Personal information
- Born: March 26, 1993 (age 33) Durham, North Carolina
- Listed height: 6 ft 5 in (1.96 m)
- Listed weight: 205 lb (93 kg)

Career information
- High school: Christian Faith Center Academy (Creedmoor, North Carolina)
- College: Chipola College (2012–2014); Arizona State (2016–2017);
- NBA draft: 2017: undrafted
- Playing career: 2017–2020
- Position: Shooting guard

Career history
- 2017–2018: Salt Lake City Stars
- 2018: APOEL
- 2019: New Heroes Den Bosch
- 2019: Gigantes de Jalisco
- 2019: Yamagata Wyverns
- 2020: Saigon Heat
- Stats at Basketball Reference

= Torian Graham =

American basketball player (born 1993)

Torian Graham (born March 26, 1993) is an American former professional basketball player who last played for New Heroes Den Bosch of the Dutch Basketball League (DBL). He played college basketball for Arizona State Sun Devils.

==College career==
Graham played college basketball for the Arizona State Sun Devils. In his senior year, he averaged 18.6 points per game. He was the second highest scorer of the Pac-12 conference, only behind Markelle Fultz. He made 108 three-pointers on the season, shooting 38.7% from three-point range on the season. The 108 made three-pointers is 7th all-time in Pac-12 single-season history.

==Professional career==
After going undrafted in the 2017 NBA draft, Graham played for Dallas Mavericks in the summer league of Las Vegas.

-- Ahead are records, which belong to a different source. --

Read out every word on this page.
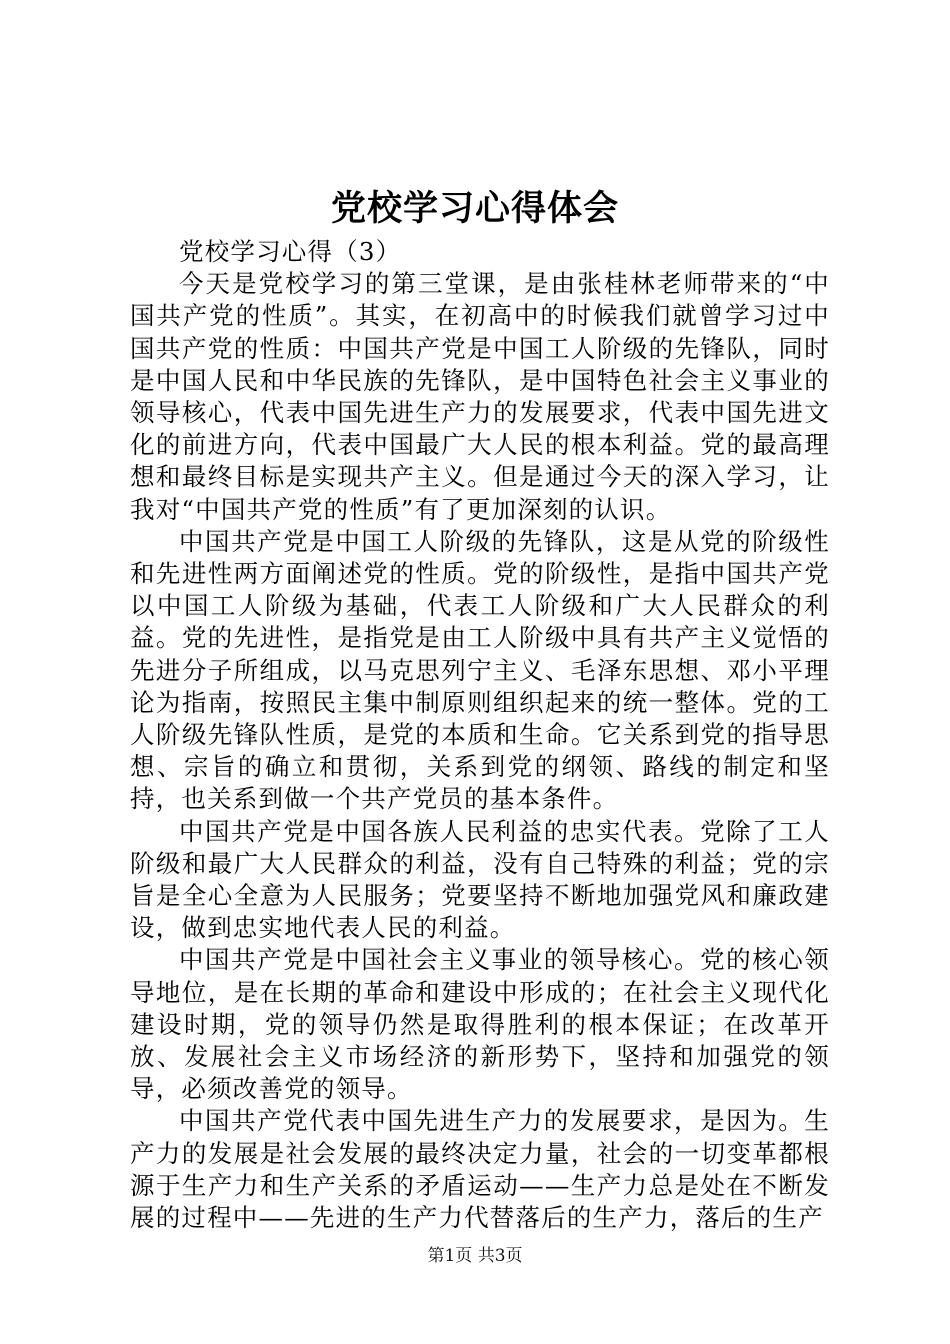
党校学习心得体会

党校学习心得（3）

今天是党校学习的第三堂课，是由张桂林老师带来的“中国共产党的性质”。其实，在初高中的时候我们就曾学习过中国共产党的性质：中国共产党是中国工人阶级的先锋队，同时是中国人民和中华民族的先锋队，是中国特色社会主义事业的领导核心，代表中国先进生产力的发展要求，代表中国先进文化的前进方向，代表中国最广大人民的根本利益。党的最高理想和最终目标是实现共产主义。但是通过今天的深入学习，让我对“中国共产党的性质”有了更加深刻的认识。

中国共产党是中国工人阶级的先锋队，这是从党的阶级性和先进性两方面阐述党的性质。党的阶级性，是指中国共产党以中国工人阶级为基础，代表工人阶级和广大人民群众的利益。党的先进性，是指党是由工人阶级中具有共产主义觉悟的先进分子所组成，以马克思列宁主义、毛泽东思想、邓小平理论为指南，按照民主集中制原则组织起来的统一整体。党的工人阶级先锋队性质，是党的本质和生命。它关系到党的指导思想、宗旨的确立和贯彻，关系到党的纲领、路线的制定和坚持，也关系到做一个共产党员的基本条件。

中国共产党是中国各族人民利益的忠实代表。党除了工人阶级和最广大人民群众的利益，没有自己特殊的利益；党的宗旨是全心全意为人民服务；党要坚持不断地加强党风和廉政建设，做到忠实地代表人民的利益。

中国共产党是中国社会主义事业的领导核心。党的核心领导地位，是在长期的革命和建设中形成的；在社会主义现代化建设时期，党的领导仍然是取得胜利的根本保证；在改革开放、发展社会主义市场经济的新形势下，坚持和加强党的领导，必须改善党的领导。

中国共产党代表中国先进生产力的发展要求，是因为。生产力的发展是社会发展的最终决定力量，社会的一切变革都根源于生产力和生产关系的矛盾运动——生产力总是处在不断发展的过程中——先进的生产力代替落后的生产力，落后的生产

第1页 共3页
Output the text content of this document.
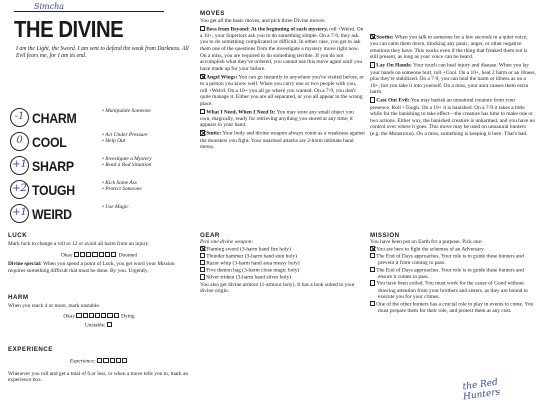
Simcha
THE DIVINE
I am the Light, the Sword. I am sent to defend the weak from Darkness. All Evil fears me, for I am its end.
-1 CHARM	• Manipulate Someone
0 COOL	• Act Under Pressure
• Help Out
+1 SHARP	• Investigate a Mystery
• Read a Bad Situation
+2 TOUGH	• Kick Some Ass
• Protect Someone
+1 WEIRD	• Use Magic
LUCK
Mark luck to change a roll to 12 or avoid all harm from an injury.
Okay	Doomed
Divine special: When you spend a point of Luck, you get word your Mission requires something difficult that must be done. By you. Urgently.
HARM
When you reach 4 or more, mark unstable.
Okay	Dying
Unstable:
EXPERIENCE
Experience:
Whenever you roll and get a total of 6 or less, or when a move tells you to, mark an experience box.
MOVES
You get all the basic moves, and pick three Divine moves:
Boss from Beyond: At the beginning of each mystery, roll +Weird. On a 10+, your Superiors ask you to do something simple. On a 7-9, they ask you to do something complicated or difficult. In either case, you get to ask them one of the questions from the investigate a mystery move right now. On a miss, you are required to do something terrible. If you do not accomplish what they've ordered, you cannot use this move again until you have made up for your failure.
Angel Wings: You can go instantly to anywhere you've visited before, or to a person you know well. When you carry one or two people with you, roll +Weird. On a 10+ you all go where you wanted. On a 7-9, you don't quite manage it. Either you are all separated, or you all appear in the wrong place.
What I Need, When I Need It: You may store any small object you own, magically, ready for retrieving anything you stored at any time; it appears in your hand.
Smite: Your body and divine weapon always count as a weakness against the monsters you fight. Your unarmed attacks are 2-harm intimate hand messy.
GEAR
Pick one divine weapon:
Flaming sword (3-harm hand fire holy)
Thunder hammer (3-harm hand stun holy)
Razor whip (3-harm hand area messy holy)
Five demon bag (3-harm close magic holy)
Silver trident (3-harm hand silver holy)
You also get divine armour (1-armour holy). It has a look suited to your divine origin.
Soothe: When you talk to someone for a few seconds in a quiet voice, you can calm them down, blocking any panic, anger, or other negative emotions they have. This works even if the thing that freaked them out is still present, as long as your voice can be heard.
Lay On Hands: Your touch can heal injury and disease. When you lay your hands on someone hurt, roll +Cool. On a 10+, heal 2 harm or an illness, plus they're stabilized. On a 7-9, you can heal the harm or illness as on a 10+, but you take it into yourself. On a miss, your aura causes them extra harm.
Cast Out Evil: You may banish an unnatural creature from your presence. Roll +Tough. On a 10+ it is banished. On a 7-9 it takes a little while for the banishing to take effect—the creature has time to make one or two actions. Either way, the banished creature is unharmed, and you have no control over where it goes. This move may be used on unnatural hunters (e.g. the Monstrous). On a miss, something is keeping it here. That's bad.
MISSION
You have been put on Earth for a purpose. Pick one:
You are here to fight the schemes of an Adversary.
The End of Days approaches. Your role is to guide these hunters and prevent it from coming to pass.
The End of Days approaches. Your role is to guide these hunters and ensure it comes to pass.
You have been exiled. You must work for the cause of Good without drawing attention from your brothers and sisters, as they are bound to execute you for your crimes.
One of the other hunters has a crucial role to play in events to come. You must prepare them for their role, and protect them at any cost.
the Red Hunters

In July 2017, Spanish club Tecnyconta Zaragoza and Graham reached an agreement for the 2017–18 season. He was waived without making his debut with the team.

In October, Graham signed with the Utah Jazz of the NBA. In November 2017, the Jazz assigned him to their G League affiliate, the Salt Lake City Stars, and he averaged 8.1 points and 2.2 rebounds in 15 minutes per game. He signed with APOEL B.C. of the Cyprus Basketball Division A on August 28, 2018.

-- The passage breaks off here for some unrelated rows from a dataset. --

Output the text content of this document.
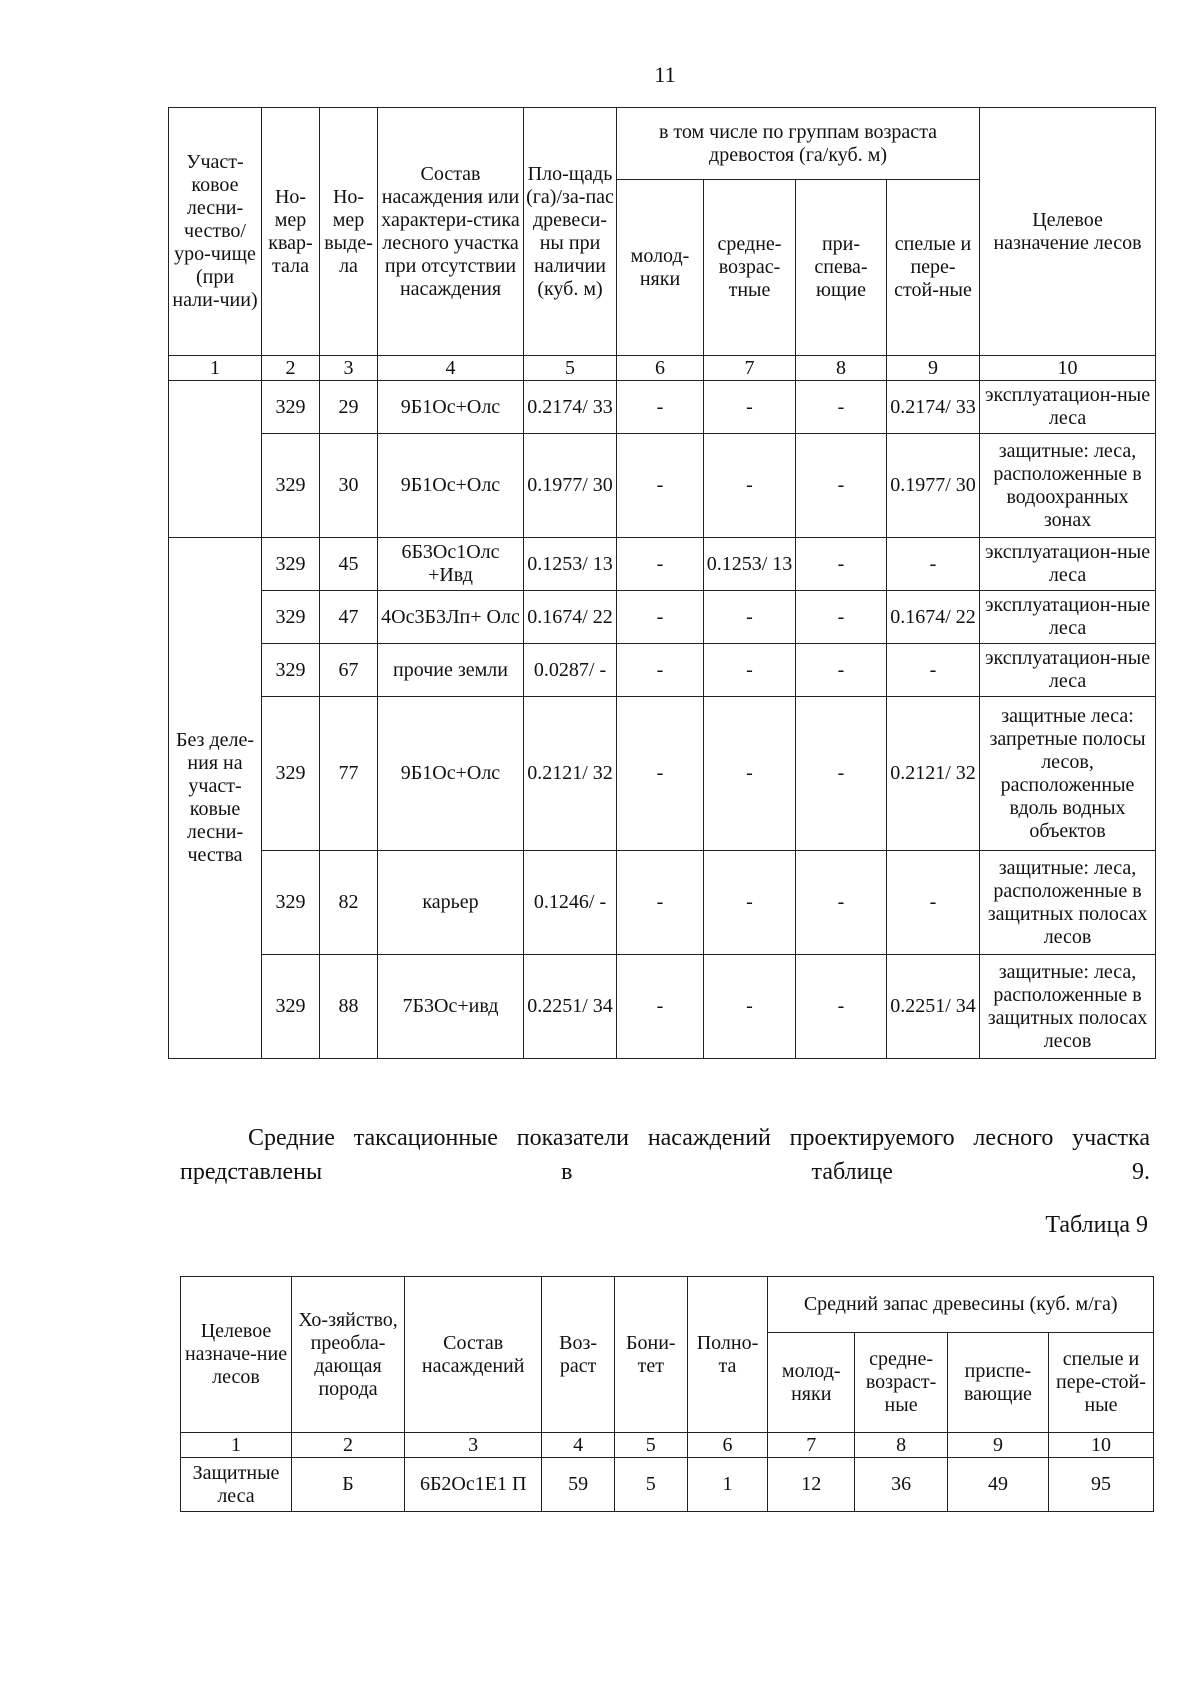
11
Участ-ковое лесни-чество/ уро-чище (при нали-чии)	Но-мер квар-тала	Но-мер выде-ла	Состав насаждения или характери-стика лесного участка при отсутствии насаждения	Пло-щадь (га)/за-пас древеси-ны при наличии (куб. м)	в том числе по группам возраста древостоя (га/куб. м)				Целевое назначение лесов
					молод-няки	средне-возрас-тные	при-спева-ющие	спелые и пере-стой-ные	
1	2	3	4	5	6	7	8	9	10
	329	29	9Б1Ос+Олс	0.2174/ 33	-	-	-	0.2174/ 33	эксплуатацион-ные леса
	329	30	9Б1Ос+Олс	0.1977/ 30	-	-	-	0.1977/ 30	защитные: леса, расположенные в водоохранных зонах
Без деле-ния на участ-ковые лесни-чества	329	45	6Б3Ос1Олс +Ивд	0.1253/ 13	-	0.1253/ 13	-	-	эксплуатацион-ные леса
	329	47	4Ос3Б3Лп+ Олс	0.1674/ 22	-	-	-	0.1674/ 22	эксплуатацион-ные леса
	329	67	прочие земли	0.0287/ -	-	-	-	-	эксплуатацион-ные леса
	329	77	9Б1Ос+Олс	0.2121/ 32	-	-	-	0.2121/ 32	защитные леса: запретные полосы лесов, расположенные вдоль водных объектов
	329	82	карьер	0.1246/ -	-	-	-	-	защитные: леса, расположенные в защитных полосах лесов
	329	88	7Б3Ос+ивд	0.2251/ 34	-	-	-	0.2251/ 34	защитные: леса, расположенные в защитных полосах лесов
Средние таксационные показатели насаждений проектируемого лесного участка представлены в таблице 9.
Таблица 9
Целевое назначе-ние лесов	Хо-зяйство, преобла-дающая порода	Состав насаждений	Воз-раст	Бони-тет	Полно-та	Средний запас древесины (куб. м/га)			
						молод-няки	средне-возраст-ные	приспе-вающие	спелые и пере-стой-ные
1	2	3	4	5	6	7	8	9	10
Защитные леса	Б	6Б2Ос1Е1 П	59	5	1	12	36	49	95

On January 19, 2019, Graham signed with New Heroes Den Bosch of the Dutch Basketball League (DBL). He signed a contract for the remainder of the 2018–19 season. On February 8, 2018, he scored 28 points on 11–14 shooting, in a 55–88 win over Den Helder. On February 27, 2019, New Heroes released Graham by mutual consent. In four DBL games with Den Bosch, he averaged 15 points per game.